Troubled Queensland resort Dunk Island has been purchased by Sydney music entrepreneur Mark Spillane in a deal worth $20 million.

Dunk Island, one of only three freehold islands on the Great Barrier Reef, is 4km east of Mission Beach in Far North Queensland.

The 4.5-star Dunk Island resort was an internationally-famous destination with 160 rooms, a nine-hole golf course and a number of restaurants, before it was severely damaged by category five Cyclones Larry in 2006, and Yasi in 2011.

New owner Spillane is the co-founder of Upsense Capital. He has had a long career in live music, television and film production as well as finance, artist management and entertainment industry consultancy.

Spillane said he wanted to bring new life to the derelict island through a range of initiatives.

“We look forward to working closely with the community, regional and state governments, and other key stakeholders in planning a sustainable development,” Spillane said.

▲ The former Dunk Island resort featured a 9-hole golf course, multiple food and beverage outlets, tennis courts, and day spa.
▲ The former Dunk Island resort featured a 9-hole golf course, multiple food and beverage outlets, tennis courts, and day spa.

JLL Hotels & Hospitality Group agents Andrew Langsford and Nick Roche handled the sale on behalf of the Bond family.

“This deal is a clear demonstration of the capital depth in the Australian hotel and resort market, and we anticipate our appeal as an investment destination will only increase as domestic travel continues to soar,” Roche said.

The island is divided into three—a national park area, a freehold area and the council-owned spit which is used for low-impact activities such as camping.

It was previously owned by Qantas and cruise company P&O before being acquired by Linc Energy founder Peter Bond in 2011 for $7.5 million shortly after Cyclone Yasi.

Bond founded underground coal gasification outfit Linc Energy, which was once valued at $1.1 billion, but the company collapsed in May 2016 with debts of $320 million.

Mayfair’s short lived development dream

The property was then sold to Australia-based Mayfair 101 in a $31.5-million deal in 2019.

The company, headed by managing director James Mawhinney, sounded out $1.6-billion plans to redevelop the island, with the group’s investor-facing brand, Mayfair Platinum, raising more than $100 million to finance the project.

Mayfair 101’s plans included a new golf course, three resorts on Dunk Island and another on the mainland, as well as renovating a nearby airstrip to become an international airport.

Maywhinney also pledged to purchase more than 200 properties on the mainland at Mission Beach to support the ambitious redevelopment.

The following year, the Australian Securities and Investments Commission took action against financial products offered by Mawhinney’s companies.

James Mawhinney speaks about Mission Beach plans earlier in a Mayfair promotion.
▲ James Mawhinney speaks about Mission Beach plans earlier in a Mayfair promotion.

The corporate regulator, which has been investigating Mawhinney and his investment group for three years, obtained a court order freezing the assets of several entities associated with the project and banning Mawhinney from leaving the country.

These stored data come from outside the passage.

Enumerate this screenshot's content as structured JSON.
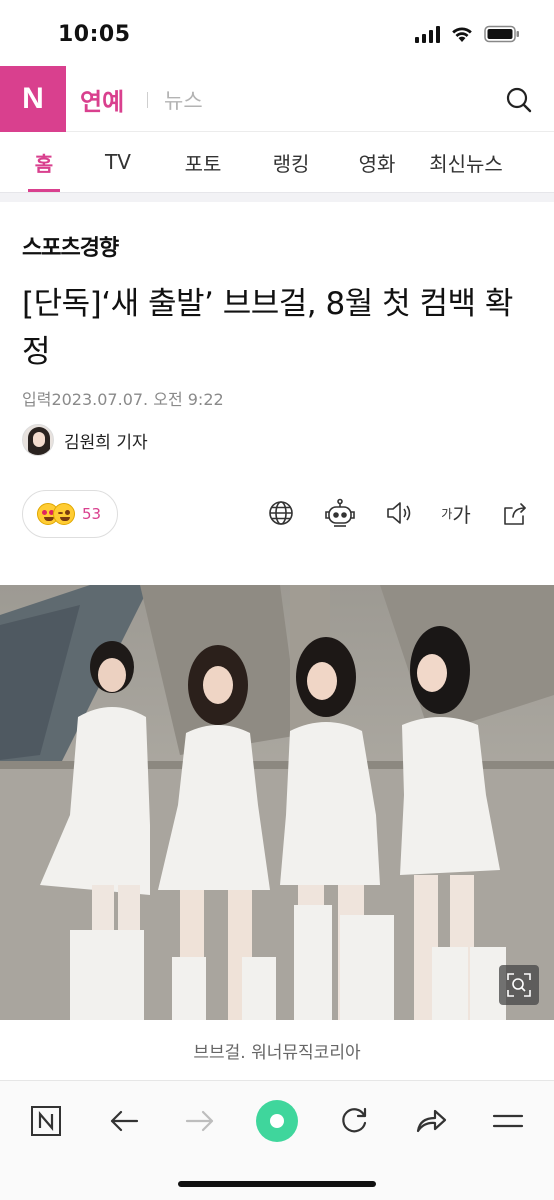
{
  "status_bar": {
    "time": "10:05",
    "icons": [
      "cellular-signal-icon",
      "wifi-icon",
      "battery-icon"
    ]
  },
  "header": {
    "logo_letter": "N",
    "section": "연예",
    "subsection": "뉴스",
    "search_icon": "search-icon",
    "accent_color": "#d9408e"
  },
  "tabs": [
    {
      "label": "홈",
      "active": true
    },
    {
      "label": "TV",
      "active": false
    },
    {
      "label": "포토",
      "active": false
    },
    {
      "label": "랭킹",
      "active": false
    },
    {
      "label": "영화",
      "active": false
    },
    {
      "label": "최신뉴스",
      "active": false
    }
  ],
  "article": {
    "publisher": "스포츠경향",
    "headline": "[단독]‘새 출발’ 브브걸, 8월 첫 컴백 확정",
    "date": "입력2023.07.07. 오전 9:22",
    "reporter": "김원희 기자",
    "reaction_count": "53",
    "tools": {
      "font_small": "가",
      "font_large": "가",
      "icons": [
        "globe-icon",
        "robot-icon",
        "speaker-icon",
        "font-size-icon",
        "share-icon"
      ]
    },
    "caption": "브브걸. 워너뮤직코리아"
  },
  "bottom_bar": {
    "icons": [
      "naver-home-icon",
      "back-arrow-icon",
      "forward-arrow-icon",
      "green-dot-icon",
      "refresh-icon",
      "share-arrow-icon",
      "menu-icon"
    ],
    "green_color": "#3fd69c"
  }
}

ASIC alleged the products were marketed via “misleading” and “deceptive” advertisements and websites.

Soon afterwards Mayfair’s property purchases in Mission Beach—of which about 130 had settled—were suddenly put on hold and Dunk Island was repossessed.

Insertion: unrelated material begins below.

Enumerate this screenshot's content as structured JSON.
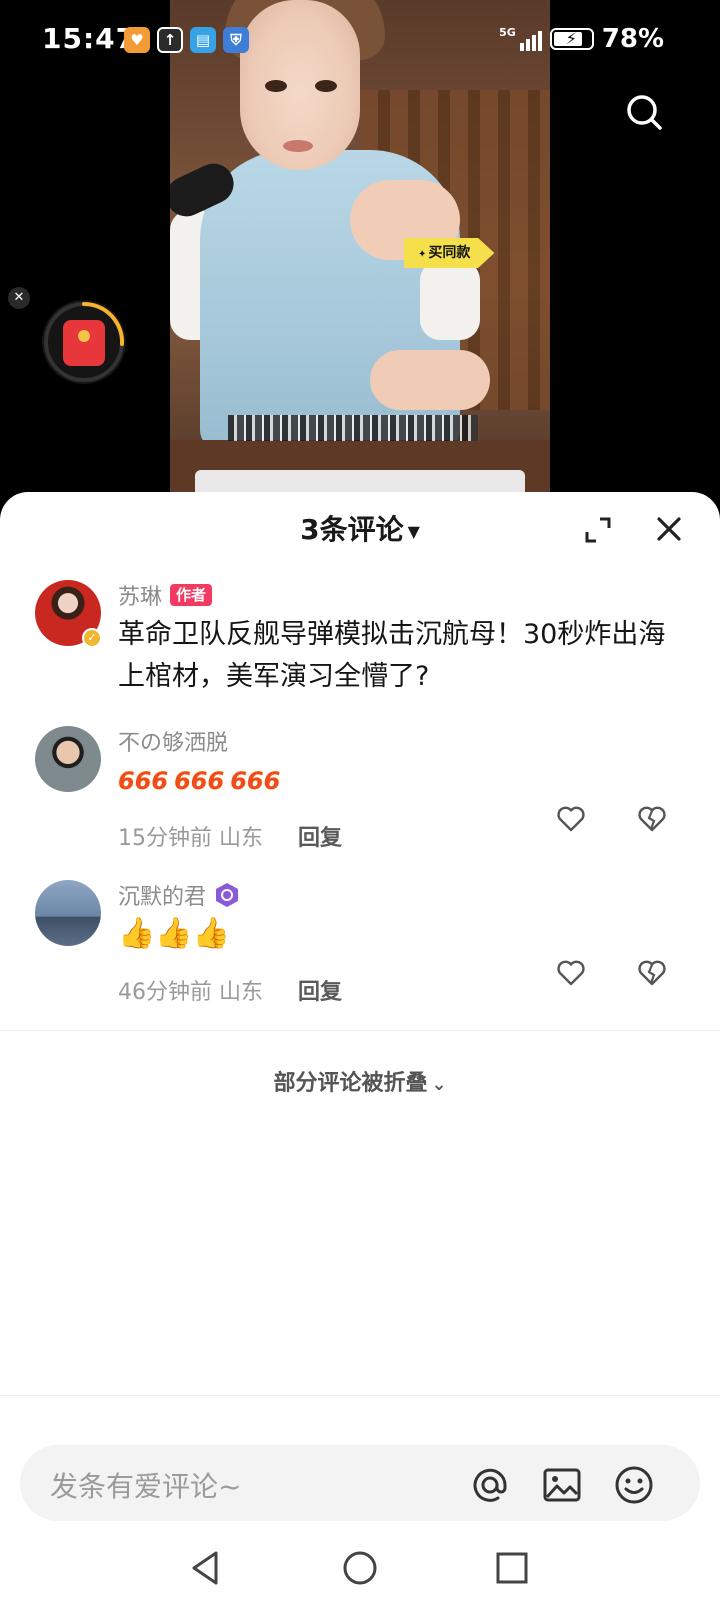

Solicitors for Mayfair’s property venture contacted sellers, blaming the global impact of the coronavirus pandemic for its inability to fulfil its obligations.

In August 2020, the island was reclaimed by the Bond family’s company, Family Island Operations.

The Bond family argued that Mayfair had not made scheduled payments, which gave it the right to take back control and offer the resort for sale again, albeit at a lower price in the wake of the coronavirus crisis.

In April, Maywhinney was restrained by the Federal Court from fundraising and advertising financial products for 20 years.